Sendikacılarda genel olarak hâkim olan görüş hükümeti, patronu basın açıklamasıyla, yürüyüş ya da miting vb. yollarla etkileyelim onlar talepleri yerine getirsin. Eğer bunların sonucunda işveren ve hükümet işçilerin önünü keserse o zaman işçilere dönüp; “biz elimizden geleni yaptık ama hükümet vermedi, önümüzü kesti. İşçiler de buna inandırılmış olduğu için her hak mücadelesi aynı minval üzere dönüp duruyor. Sistemin değişmesi gerektiği, işçilerin söz ve karar mekanizmalarında yer alması gibi talepler gündeme gelmiyor. Örneğin işyerlerinde işveren salgına karşı önlem almıyorsa işçiler ya da sendika ne yapmalı? Örneğin işçiler işyeri temsilcileri meclisi kurup sorunları kendi tarzında çözemez mi?

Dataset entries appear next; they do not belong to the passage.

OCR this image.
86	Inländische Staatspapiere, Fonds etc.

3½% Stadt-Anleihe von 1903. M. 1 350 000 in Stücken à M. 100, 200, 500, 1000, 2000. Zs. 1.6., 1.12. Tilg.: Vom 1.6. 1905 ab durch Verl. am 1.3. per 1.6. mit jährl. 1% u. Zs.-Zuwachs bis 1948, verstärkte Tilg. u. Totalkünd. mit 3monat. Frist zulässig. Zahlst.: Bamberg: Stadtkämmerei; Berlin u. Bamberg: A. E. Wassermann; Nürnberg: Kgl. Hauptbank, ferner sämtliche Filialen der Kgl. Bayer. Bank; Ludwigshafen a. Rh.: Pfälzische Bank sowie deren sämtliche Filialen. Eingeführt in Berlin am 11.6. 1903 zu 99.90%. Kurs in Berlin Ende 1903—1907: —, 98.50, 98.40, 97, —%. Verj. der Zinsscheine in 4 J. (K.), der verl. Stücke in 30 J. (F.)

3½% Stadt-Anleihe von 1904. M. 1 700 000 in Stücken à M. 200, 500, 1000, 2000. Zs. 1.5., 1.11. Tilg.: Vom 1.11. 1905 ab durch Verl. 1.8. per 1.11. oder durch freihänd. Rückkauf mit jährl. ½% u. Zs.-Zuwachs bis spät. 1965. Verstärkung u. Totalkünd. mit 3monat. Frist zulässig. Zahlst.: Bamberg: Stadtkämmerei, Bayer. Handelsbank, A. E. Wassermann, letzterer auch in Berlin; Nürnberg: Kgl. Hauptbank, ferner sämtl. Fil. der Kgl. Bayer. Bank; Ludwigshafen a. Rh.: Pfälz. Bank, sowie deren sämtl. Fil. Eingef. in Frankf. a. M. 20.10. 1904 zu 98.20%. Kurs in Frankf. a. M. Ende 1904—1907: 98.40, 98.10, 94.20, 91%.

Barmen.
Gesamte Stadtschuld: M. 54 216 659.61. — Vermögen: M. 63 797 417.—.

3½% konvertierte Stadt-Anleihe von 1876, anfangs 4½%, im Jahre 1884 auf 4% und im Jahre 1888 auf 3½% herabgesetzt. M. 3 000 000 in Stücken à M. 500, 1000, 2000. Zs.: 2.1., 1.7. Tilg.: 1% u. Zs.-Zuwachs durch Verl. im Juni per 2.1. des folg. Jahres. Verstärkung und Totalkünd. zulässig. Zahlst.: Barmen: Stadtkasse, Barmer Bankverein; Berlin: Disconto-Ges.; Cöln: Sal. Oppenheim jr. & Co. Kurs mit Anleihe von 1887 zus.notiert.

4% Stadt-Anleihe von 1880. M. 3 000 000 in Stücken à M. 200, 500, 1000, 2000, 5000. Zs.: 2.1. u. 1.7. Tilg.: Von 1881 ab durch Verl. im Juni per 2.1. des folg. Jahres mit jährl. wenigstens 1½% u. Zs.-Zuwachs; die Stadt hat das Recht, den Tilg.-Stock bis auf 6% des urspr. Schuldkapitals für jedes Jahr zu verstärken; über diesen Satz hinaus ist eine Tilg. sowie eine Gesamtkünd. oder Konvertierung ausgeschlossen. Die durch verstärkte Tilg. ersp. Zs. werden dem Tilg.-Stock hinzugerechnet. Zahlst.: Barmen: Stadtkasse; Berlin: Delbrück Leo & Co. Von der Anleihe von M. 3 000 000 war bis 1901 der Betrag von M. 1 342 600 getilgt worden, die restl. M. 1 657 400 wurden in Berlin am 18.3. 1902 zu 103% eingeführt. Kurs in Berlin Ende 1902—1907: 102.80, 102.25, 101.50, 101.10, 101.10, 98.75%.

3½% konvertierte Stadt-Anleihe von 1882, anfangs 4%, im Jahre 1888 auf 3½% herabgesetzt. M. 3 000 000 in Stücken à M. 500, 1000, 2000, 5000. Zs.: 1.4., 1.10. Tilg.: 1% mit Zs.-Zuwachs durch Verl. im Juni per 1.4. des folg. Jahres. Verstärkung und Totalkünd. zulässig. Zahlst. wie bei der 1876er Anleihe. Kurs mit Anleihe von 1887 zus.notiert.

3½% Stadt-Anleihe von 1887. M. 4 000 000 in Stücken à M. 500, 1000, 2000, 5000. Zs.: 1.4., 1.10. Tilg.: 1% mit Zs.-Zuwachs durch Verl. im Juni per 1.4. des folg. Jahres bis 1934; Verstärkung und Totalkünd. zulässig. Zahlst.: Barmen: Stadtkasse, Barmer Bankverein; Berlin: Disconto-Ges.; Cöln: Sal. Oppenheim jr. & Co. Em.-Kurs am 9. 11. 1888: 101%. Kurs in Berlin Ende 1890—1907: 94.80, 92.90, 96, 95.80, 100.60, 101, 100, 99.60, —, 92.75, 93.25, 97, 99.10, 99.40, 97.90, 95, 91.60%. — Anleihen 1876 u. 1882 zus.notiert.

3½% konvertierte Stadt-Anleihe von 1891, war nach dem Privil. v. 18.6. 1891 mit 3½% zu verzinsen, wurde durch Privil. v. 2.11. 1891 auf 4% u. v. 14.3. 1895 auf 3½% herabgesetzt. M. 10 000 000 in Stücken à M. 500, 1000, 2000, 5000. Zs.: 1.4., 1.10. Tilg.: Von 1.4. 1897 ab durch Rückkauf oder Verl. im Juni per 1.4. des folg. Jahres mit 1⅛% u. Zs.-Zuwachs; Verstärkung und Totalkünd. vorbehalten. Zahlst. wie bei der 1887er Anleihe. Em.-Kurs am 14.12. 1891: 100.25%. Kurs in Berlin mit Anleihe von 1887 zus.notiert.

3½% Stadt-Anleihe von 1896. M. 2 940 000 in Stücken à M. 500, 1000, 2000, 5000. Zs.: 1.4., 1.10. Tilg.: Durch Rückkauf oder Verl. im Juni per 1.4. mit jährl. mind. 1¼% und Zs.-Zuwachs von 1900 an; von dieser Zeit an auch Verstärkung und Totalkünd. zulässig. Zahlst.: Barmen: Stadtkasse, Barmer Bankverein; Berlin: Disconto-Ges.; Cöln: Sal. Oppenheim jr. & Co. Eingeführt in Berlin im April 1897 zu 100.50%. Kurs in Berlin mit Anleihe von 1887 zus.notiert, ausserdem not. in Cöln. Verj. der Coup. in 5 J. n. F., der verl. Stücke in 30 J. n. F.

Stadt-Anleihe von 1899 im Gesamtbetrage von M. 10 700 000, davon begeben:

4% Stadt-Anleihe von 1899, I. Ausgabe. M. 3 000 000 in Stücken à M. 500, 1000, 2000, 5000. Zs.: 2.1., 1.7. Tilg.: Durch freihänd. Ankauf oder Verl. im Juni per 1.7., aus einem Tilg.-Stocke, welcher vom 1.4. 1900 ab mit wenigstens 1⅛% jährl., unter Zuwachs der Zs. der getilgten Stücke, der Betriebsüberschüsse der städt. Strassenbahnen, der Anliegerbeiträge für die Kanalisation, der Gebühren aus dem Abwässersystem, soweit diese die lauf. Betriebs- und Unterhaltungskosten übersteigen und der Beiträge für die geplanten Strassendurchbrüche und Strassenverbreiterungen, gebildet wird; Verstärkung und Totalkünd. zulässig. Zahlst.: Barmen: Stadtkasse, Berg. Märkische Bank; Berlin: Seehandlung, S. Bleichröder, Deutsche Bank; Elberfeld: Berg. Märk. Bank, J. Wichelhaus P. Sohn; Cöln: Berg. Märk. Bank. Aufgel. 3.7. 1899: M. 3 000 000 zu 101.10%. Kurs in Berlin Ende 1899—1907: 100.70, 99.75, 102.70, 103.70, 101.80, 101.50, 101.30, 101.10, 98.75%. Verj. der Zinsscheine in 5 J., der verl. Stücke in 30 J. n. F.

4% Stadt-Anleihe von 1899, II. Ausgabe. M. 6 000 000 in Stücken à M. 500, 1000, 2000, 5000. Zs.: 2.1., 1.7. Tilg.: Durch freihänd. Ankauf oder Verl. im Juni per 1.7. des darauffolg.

Bunun başka bir örneği sendikaların, odaların, partiler ve kitle örgütlerinin yer aldığı kent konseyleridir. Burada yer alması gereken örgütler bu konseyleri hep yok saydılar, kentin sorunlarını buralarda tartışarak ve kararlara katılarak değiştirmeyi yani bu konseyleri kentin meclisi haline getirmeyi göz ardı ettiler. Halbuki geleceğin demokrasisi buralardan kurulabilir.
Bir sendikanın, bir meslek odasının, bir kitle örgütünün bu tür meclislerde yer alıp kendi kitlesinin taleplerini buralara taşımıyorsa ve kararlara katılımı yoksa o zaman bu kitleler için demokrasiden bahsedilemez.